Un sondaggio del governo del Regno Unito del 2017 ha rivelato che quasi il 70% di grandi imprese ha subito una violazione o un attacco informatico, causando perdite per centinaia di miliardi di dollari. La sicurezza dei dati è ormai un grosso problema ed è diventato uno dei temi trattati dalla normativa.

A partire dal 25 maggio 2018, il Regolamento Generale sulla Protezione dei Dati (GDPR), approvato dal Parlamento europeo, dal Consiglio dell’Unione europea e dall’Unione europea, si applicherà a tutti i paesi dell’UE con la finalità di rafforzare e unificare la protezione dei dati personali.
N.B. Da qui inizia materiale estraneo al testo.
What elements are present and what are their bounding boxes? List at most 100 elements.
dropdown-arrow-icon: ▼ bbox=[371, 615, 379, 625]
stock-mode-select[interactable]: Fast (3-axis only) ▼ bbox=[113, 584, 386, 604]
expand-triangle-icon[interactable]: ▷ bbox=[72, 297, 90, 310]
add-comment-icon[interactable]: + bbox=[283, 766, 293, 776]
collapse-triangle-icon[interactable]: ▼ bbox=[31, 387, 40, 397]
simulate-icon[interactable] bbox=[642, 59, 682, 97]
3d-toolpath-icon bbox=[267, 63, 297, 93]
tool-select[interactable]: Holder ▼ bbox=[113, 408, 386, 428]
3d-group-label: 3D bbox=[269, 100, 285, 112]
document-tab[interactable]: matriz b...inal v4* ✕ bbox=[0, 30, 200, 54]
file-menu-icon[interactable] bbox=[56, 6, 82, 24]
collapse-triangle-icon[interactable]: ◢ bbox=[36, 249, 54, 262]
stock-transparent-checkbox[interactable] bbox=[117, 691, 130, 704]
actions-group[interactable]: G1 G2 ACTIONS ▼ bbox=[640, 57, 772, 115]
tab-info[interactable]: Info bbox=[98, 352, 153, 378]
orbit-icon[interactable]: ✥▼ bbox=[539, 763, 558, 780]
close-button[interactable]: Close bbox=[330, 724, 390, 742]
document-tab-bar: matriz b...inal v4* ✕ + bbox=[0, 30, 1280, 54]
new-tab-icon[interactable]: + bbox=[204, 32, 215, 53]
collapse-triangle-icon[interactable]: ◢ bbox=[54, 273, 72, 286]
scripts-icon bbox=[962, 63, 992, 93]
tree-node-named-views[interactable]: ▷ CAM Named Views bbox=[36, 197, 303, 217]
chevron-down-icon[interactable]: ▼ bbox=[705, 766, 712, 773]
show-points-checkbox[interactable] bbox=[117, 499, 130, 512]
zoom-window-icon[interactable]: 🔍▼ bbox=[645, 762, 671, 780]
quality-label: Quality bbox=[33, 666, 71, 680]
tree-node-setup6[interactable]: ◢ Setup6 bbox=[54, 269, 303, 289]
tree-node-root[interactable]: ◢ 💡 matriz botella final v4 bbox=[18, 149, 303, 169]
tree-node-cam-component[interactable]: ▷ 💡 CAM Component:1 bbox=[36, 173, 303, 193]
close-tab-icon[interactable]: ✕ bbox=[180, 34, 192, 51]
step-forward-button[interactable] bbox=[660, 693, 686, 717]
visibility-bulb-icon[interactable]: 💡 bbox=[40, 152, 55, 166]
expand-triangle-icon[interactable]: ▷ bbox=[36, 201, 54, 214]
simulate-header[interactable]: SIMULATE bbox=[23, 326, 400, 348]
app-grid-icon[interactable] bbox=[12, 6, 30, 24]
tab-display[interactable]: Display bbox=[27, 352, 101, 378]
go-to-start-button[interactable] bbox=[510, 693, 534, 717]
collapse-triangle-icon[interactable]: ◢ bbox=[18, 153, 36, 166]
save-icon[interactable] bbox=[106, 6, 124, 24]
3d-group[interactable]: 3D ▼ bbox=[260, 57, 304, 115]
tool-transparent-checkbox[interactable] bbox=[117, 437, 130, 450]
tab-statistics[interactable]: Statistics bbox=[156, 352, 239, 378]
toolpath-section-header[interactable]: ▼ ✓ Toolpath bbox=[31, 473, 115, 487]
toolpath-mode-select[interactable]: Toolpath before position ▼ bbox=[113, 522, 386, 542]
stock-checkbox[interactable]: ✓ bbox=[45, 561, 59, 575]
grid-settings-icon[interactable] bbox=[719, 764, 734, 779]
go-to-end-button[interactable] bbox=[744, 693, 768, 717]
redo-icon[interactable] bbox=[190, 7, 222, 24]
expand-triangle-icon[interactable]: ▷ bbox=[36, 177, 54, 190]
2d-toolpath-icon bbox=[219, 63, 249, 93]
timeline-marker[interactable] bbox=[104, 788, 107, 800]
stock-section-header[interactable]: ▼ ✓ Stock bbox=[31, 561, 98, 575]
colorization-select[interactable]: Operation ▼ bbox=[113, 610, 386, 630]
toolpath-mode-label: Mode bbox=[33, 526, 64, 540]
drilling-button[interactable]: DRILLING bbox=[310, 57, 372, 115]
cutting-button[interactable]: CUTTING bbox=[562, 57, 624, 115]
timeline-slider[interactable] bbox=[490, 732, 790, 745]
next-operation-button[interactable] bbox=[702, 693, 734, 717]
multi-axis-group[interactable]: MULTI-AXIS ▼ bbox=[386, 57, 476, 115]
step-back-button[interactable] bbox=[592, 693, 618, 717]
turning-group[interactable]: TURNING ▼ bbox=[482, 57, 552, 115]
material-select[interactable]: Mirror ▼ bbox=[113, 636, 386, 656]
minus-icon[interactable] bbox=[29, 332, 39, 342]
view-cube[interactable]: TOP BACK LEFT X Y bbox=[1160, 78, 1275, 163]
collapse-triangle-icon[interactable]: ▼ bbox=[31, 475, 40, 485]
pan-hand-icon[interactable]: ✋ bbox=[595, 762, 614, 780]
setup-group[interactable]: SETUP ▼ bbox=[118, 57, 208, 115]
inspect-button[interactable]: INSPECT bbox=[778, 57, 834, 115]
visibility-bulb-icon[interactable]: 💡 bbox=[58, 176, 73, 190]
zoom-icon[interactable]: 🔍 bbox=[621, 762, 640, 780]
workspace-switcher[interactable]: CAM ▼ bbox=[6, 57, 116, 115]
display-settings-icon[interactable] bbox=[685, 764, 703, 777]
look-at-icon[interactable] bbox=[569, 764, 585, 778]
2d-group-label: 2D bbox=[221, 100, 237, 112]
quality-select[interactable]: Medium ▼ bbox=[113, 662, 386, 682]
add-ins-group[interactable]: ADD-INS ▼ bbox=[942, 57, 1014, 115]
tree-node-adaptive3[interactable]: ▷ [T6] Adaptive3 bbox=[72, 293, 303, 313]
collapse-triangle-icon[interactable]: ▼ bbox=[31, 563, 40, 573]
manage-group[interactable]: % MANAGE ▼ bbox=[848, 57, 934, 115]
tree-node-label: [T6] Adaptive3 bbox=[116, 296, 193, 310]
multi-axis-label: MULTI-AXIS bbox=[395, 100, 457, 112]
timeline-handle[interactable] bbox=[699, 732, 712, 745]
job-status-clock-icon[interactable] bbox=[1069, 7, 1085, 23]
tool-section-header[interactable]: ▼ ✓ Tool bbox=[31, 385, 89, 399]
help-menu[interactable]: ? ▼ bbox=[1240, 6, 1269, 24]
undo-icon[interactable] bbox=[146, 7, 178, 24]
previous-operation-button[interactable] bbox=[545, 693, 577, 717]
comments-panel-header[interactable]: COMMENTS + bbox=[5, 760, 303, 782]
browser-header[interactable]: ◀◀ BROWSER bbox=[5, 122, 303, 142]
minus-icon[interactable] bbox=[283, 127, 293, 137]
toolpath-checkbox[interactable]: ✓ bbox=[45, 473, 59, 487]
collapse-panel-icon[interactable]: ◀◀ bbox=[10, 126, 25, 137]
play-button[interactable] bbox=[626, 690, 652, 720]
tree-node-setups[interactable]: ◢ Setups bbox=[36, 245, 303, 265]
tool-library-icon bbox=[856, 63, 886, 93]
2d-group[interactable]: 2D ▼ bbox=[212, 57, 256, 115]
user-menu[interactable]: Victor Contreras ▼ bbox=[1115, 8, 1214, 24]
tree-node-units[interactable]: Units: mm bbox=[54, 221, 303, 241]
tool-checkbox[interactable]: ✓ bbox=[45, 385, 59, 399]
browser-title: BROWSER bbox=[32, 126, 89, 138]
Il GDPR richiede che i dati personali siano:
– trattati in modo equo, lecito e trasparente;
– raccolti per scopi specifici, espliciti e legittimi;
pertinenti e limitati a ciò che è necessario;
accurati e, se necessario, aggiornati;
– conservati per non più del necessario;
– archiviati ed elaborati in modo tale da garantire una sicurezza adeguata dagli attacchi accidentali.

Conclusioni

Sulla base di quanto emerge dalla normativa, appare evidente che un ACDat debba soddisfare determinati requisiti tecnici, per garantire la gestione di una grossa mole di informazioni sensibili, un’elevata sicurezza informatica e, al contempo, una struttura flessibile in cui i dati, trattati unicamente a scopi specifici, possano essere aggiornati in qualsiasi momento.

Esistono già in Italia progetti basati sull’utilizzo dell’ACDat, un esempio è CityLife in cui si è adottata la piattaforma Aconex per la gestione delle informazioni e delle procedure di tutto il progetto.